Marriage and Sexual Maturity

Sexy couple

Sex is a “hot” topic! (A little play on words.)

It is. Truly.

Sex is a part of you and the marriage that reaches down and touches the very core of how you perceive and feel about you.

Nothing stirs your sense of vulnerability more than to expose your nakedness of body, mind and spirit to the one you value the most.

Sex is the place and time in which illusions about self and the other can be most deeply threatened and exposed.

Your need to be touched and held is front and center, your primal instincts emerge, your need for
tenderness and compassion cry out, your need to control flashes before you, your fear to be known can cloud the moment and your capacity to withhold or demand may be a force in your bedroom.

And all these issues appear with a ferocity and strength that make the bedroom a pathway to your very soul and the heart of your marriage.

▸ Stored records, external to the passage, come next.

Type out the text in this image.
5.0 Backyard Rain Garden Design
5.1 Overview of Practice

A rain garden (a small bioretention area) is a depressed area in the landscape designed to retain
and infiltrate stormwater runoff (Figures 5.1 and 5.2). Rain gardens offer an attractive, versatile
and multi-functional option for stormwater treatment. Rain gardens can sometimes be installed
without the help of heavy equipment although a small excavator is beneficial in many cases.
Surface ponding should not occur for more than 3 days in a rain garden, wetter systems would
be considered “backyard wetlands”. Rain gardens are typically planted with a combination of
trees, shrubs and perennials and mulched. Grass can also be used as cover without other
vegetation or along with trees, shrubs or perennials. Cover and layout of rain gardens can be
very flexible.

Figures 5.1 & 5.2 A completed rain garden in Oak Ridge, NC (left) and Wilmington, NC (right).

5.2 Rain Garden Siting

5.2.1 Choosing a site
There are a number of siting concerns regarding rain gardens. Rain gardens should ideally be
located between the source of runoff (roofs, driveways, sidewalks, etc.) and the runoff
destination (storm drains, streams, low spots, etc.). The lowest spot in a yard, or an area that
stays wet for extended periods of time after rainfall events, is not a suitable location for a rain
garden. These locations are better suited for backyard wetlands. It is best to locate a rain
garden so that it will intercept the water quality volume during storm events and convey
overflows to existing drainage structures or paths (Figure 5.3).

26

Consider these 9 statements as they apply to your experience of sex in your marriage:

  • I am often aroused by the presence of my spouse. Our lovemaking is richly satisfying for me in both quality and quantity.
  • I am fully present with my spouse when we make love.
  • Our intimate environment feels creative, adventuresome, new and fun.
  • I enjoy making my partner feel great and my spouse tells me what s/he wants.
  • I enjoy receiving pleasure from my spouse and easily communicate my desires.
  • I accept and respect my spouse when s/he chooses to say “no.”
  • I have communicated my personal needs around sex and intimacy, and they are understood, accepted, and being fulfilled in a way which feels good.
  • For me sex is a choice, not a compulsion.
  • After intimate, erotic time together I feel great.

Now, here’s what I want you to do.

Copy this list. Print it out and take it with you. Spend two days reading it periodically. Paste it on your fridge. Make it desktop on your computer. Tape it to your mirror. Keep it in front of you, just for two days. Think about the list. Reflect on the list. Allow the list to sink deeply in to you.

Then, put it aside for a week.

Come back to the list a week later and see what sifts have taken place in your mind or in your relationship. Describe how the list has impacted you and your marriage. What did you do differently? What new attitudes do you now possess? What mental breakthroughs did you make, if any?

If you are separated, divorced and/or single, feel free to use this exercise targeting any relationship of significant emotional investment.